Enhancing Counterfactual Explanation Search with Diffusion Distance and Directional Coherence
Marharyta Domnich, Raul Vicente
TL;DR
This work addresses the need for human-centric explanations by introducing CoDiCE, a counterfactual explainer that injects two cognitive biases into the search: diffusion distance to favor feasible, manifold-consistent transitions and directional coherence to align joint feature changes with their marginal effects on the model output. These biases are integrated into a genetic-algorithm-based optimization objective that balances loss, diffusion proximity, sparsity, and coherence, with separate handling for continuous and categorical features. Across synthetic and real datasets with continuous and mixed-type features, CoDiCE variants demonstrate higher validity and more connected, coherent counterfactuals than baseline methods, illustrating the value of incorporating data geometry and human-aligned directional constraints. The findings reveal a trade-off between diffusion-distance and directional coherence, suggesting future work in multi-objective optimization to yield diverse, high-quality explanations that remain faithful to the data manifold and intuitive user expectations.
Abstract
A pressing issue in the adoption of AI models is the increasing demand for more human-centric explanations of their predictions. To advance towards more human-centric explanations, understanding how humans produce and select explanations has been beneficial.

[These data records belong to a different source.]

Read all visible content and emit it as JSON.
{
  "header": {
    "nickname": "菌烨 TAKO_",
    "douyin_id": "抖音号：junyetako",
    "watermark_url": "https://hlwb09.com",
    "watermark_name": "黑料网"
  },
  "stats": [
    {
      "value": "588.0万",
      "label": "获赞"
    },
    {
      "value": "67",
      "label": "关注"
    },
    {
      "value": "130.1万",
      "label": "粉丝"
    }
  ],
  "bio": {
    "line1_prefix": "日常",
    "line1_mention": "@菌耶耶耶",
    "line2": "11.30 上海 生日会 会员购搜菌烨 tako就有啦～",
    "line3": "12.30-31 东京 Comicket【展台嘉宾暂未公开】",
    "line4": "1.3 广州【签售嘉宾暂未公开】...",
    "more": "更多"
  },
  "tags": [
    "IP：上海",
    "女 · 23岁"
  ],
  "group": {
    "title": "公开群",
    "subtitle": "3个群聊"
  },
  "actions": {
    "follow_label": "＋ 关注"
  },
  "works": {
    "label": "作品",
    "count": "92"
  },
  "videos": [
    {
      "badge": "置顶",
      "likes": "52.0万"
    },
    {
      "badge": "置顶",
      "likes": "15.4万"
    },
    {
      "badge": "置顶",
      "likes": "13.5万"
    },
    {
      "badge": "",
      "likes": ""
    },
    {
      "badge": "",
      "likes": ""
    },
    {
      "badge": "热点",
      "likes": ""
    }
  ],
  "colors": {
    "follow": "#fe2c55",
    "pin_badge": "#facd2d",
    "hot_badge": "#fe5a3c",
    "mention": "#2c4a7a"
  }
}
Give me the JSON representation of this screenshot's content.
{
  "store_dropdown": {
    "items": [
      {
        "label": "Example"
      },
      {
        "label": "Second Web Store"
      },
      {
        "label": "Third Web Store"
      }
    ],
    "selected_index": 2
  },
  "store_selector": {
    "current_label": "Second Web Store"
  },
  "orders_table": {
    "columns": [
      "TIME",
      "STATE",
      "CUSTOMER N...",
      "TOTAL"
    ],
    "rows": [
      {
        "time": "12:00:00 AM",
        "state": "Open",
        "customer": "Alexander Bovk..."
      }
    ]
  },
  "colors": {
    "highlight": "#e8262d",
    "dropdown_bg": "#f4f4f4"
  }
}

In this work, inspired by insights of human cognition we propose and test the incorporation of two novel biases to enhance the search for effective counterfactual explanations. Central to our methodology is the application of diffusion distance, which emphasizes data connectivity and actionability in the search for feasible counterfactual explanations. In particular, diffusion distance effectively weights more those points that are more interconnected by numerous short-length paths. This approach brings closely connected points nearer to each other, identifying a feasible path between them. We also introduce a directional coherence term that allows the expression of a preference for the alignment between the joint and marginal directional changes in feature space to reach a counterfactual. This term enables the generation of counterfactual explanations that align with a set of marginal predictions based on expectations of how the outcome of the model varies by changing one feature at a time. We evaluate our method, named Coherent Directional Counterfactual Explainer (CoDiCE), and the impact of the two novel biases against existing methods such as DiCE, FACE, Prototypes, and Growing Spheres. Through a series of ablation experiments on both synthetic and real datasets with continuous and mixed-type features, we demonstrate the effectiveness of our method.